An expression was derived to correlate the unperturbed mean-square radius of gyration of an intermediate polypeptide chain ‹S2›oI with helical content fH (see eq 10). An unperturbed state corresponding to the α-helix was obtained by converting the helix to a tortuous random-coil with a bond-rotation angle of +100° or −100° (in cis-convention) per residue, or per “virtual bond,” and a bond angle satisfying the experimental value of 8.8 for the characteristic ratio of the random-coil of PBLG. The “quasi” linear expansion factor αh of a helical sequence in an intermediate chain was evaluated (see eq 18) using the Zimm–Bragg–Nagai theory in collaboration with our expression for ‹S2›o.
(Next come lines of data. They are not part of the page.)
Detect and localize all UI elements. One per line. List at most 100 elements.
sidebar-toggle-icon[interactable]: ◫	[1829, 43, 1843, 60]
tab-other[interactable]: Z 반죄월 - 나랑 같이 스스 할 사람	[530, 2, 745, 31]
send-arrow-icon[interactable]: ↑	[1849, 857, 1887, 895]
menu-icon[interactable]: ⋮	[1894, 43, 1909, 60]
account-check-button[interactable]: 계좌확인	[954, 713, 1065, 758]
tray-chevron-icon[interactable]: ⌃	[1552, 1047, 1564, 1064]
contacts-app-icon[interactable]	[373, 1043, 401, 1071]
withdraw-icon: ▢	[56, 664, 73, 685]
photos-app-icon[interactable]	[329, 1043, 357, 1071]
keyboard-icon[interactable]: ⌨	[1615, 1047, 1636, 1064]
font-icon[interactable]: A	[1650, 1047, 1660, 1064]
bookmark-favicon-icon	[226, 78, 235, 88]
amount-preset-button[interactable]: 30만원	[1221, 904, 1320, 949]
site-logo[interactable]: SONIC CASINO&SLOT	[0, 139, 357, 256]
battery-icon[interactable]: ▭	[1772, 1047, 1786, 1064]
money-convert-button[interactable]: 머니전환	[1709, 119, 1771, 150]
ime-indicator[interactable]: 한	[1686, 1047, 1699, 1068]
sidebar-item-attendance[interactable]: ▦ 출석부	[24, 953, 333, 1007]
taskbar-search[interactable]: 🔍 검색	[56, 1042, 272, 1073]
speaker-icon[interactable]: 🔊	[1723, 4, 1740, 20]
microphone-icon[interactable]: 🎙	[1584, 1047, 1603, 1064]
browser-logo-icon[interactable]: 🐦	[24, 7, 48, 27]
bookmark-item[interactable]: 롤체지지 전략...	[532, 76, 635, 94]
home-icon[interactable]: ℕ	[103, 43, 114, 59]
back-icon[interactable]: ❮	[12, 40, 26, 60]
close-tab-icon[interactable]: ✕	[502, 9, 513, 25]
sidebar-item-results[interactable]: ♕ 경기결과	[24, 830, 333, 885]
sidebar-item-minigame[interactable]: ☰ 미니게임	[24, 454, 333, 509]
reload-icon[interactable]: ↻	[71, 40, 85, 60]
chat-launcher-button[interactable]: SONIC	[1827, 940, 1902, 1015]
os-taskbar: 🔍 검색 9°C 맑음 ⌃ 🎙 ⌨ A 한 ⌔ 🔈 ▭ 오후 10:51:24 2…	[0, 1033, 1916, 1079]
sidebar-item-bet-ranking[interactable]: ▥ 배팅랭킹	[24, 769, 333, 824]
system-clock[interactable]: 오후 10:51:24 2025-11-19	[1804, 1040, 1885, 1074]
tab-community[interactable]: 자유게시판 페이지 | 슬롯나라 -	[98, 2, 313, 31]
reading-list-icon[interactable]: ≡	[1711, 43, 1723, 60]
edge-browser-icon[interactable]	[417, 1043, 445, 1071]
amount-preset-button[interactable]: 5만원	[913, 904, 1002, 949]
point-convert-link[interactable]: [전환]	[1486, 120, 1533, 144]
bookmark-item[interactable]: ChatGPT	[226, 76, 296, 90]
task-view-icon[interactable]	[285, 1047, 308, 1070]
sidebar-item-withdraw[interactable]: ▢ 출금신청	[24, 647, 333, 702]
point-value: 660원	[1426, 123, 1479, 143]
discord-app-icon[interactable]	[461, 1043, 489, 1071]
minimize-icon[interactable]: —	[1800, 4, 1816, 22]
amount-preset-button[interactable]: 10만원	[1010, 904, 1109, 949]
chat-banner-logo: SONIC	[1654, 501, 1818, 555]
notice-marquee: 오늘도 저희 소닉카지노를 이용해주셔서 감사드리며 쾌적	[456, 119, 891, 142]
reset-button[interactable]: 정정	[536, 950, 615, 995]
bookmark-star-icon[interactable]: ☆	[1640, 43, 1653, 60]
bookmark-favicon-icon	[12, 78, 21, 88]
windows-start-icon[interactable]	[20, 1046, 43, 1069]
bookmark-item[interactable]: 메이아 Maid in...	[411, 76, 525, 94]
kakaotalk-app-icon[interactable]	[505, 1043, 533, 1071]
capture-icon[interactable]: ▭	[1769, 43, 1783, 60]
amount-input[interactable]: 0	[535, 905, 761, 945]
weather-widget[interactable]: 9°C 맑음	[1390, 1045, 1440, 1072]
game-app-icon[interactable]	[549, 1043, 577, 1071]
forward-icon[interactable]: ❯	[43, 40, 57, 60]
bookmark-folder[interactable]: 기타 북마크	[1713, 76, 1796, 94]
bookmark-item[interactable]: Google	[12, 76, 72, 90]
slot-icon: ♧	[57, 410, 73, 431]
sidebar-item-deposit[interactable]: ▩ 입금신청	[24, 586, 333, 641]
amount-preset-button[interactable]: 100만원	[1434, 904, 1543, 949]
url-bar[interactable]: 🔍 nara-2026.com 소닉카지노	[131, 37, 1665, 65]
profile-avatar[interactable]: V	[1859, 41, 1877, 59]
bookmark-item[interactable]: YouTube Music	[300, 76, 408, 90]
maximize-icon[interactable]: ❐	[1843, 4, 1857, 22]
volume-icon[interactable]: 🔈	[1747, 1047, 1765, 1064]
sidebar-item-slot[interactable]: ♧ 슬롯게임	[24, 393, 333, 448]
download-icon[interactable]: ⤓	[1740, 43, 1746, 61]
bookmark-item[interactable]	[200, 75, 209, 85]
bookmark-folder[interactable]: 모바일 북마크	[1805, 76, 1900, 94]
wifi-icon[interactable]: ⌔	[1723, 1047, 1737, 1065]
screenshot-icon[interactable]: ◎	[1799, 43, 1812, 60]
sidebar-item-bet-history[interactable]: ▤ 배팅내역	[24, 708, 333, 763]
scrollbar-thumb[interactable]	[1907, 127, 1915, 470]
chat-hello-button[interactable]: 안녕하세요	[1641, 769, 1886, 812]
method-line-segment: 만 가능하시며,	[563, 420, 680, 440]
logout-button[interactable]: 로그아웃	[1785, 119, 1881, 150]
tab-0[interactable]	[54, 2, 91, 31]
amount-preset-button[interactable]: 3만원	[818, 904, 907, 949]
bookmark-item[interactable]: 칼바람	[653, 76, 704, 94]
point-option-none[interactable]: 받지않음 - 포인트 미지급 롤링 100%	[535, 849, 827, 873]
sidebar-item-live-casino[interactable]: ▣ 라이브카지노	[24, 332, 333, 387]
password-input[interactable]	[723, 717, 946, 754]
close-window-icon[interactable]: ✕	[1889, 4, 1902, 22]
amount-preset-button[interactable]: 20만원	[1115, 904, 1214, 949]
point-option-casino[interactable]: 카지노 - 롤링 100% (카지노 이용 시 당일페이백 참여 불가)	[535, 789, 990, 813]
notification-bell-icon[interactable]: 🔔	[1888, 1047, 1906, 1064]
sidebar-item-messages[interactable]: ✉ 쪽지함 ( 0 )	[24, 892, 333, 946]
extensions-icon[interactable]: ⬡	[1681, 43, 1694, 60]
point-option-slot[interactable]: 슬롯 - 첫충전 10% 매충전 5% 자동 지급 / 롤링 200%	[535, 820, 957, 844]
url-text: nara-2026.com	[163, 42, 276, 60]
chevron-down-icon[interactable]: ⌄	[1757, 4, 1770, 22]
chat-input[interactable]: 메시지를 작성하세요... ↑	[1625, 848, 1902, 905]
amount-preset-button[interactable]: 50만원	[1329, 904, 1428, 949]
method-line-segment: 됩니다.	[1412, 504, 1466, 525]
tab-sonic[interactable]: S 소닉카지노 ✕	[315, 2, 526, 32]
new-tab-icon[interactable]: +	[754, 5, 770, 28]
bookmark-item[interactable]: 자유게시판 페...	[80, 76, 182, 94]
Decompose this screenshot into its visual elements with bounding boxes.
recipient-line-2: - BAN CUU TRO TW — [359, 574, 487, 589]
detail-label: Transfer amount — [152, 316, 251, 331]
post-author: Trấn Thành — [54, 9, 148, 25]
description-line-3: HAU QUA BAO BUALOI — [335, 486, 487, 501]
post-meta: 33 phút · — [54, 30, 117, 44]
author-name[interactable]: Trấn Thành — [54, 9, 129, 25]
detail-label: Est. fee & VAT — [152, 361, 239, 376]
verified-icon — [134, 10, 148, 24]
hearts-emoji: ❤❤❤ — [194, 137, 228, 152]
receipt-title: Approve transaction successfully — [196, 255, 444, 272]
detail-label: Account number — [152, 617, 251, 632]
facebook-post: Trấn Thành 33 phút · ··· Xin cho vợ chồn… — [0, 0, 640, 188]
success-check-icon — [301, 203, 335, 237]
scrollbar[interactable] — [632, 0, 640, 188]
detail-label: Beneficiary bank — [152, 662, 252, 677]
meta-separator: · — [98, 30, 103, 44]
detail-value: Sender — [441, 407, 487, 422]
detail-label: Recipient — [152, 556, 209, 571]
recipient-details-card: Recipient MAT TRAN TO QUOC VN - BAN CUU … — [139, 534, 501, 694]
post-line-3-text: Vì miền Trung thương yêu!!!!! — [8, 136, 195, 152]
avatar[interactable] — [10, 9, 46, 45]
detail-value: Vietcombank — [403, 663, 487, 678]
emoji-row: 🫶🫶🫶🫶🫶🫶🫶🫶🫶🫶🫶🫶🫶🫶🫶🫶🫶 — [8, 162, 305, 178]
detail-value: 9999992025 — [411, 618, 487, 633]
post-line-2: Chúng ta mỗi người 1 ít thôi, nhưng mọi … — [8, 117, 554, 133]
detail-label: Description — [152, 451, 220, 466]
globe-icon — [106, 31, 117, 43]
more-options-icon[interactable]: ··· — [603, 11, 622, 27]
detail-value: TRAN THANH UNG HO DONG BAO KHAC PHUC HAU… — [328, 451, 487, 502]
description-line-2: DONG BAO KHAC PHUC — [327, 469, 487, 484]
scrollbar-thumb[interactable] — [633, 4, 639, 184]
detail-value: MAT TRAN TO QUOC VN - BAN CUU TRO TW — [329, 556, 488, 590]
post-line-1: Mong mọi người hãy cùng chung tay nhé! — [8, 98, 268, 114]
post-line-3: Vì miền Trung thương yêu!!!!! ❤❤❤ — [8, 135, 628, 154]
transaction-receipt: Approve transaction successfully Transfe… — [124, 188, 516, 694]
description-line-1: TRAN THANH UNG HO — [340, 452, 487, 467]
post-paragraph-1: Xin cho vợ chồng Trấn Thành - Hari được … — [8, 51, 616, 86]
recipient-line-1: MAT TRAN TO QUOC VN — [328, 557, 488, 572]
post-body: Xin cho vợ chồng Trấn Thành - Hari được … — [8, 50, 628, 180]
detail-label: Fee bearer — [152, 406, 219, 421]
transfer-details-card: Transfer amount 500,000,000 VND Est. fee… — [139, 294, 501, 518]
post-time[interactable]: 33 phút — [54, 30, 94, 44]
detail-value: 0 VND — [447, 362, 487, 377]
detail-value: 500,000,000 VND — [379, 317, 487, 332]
The intermediate chain may be a kind of swollen random-coil owing to the existence of helical sequences in the chain, and thus, the linear expansion factor αsI of the entire intermediate chain was approximately formulated as αsI=αsCαh where αsC is the linear expansion factor for the radius of gyration of a random-coil. With αsI and ‹S2›oI, the mean-square radius of gyration ‹S2›I of polypeptides in the transition region was calculated (eq 12) and compared with that obtained experiment (see Figure 4). Our theoretical results were found to agree well with experiment.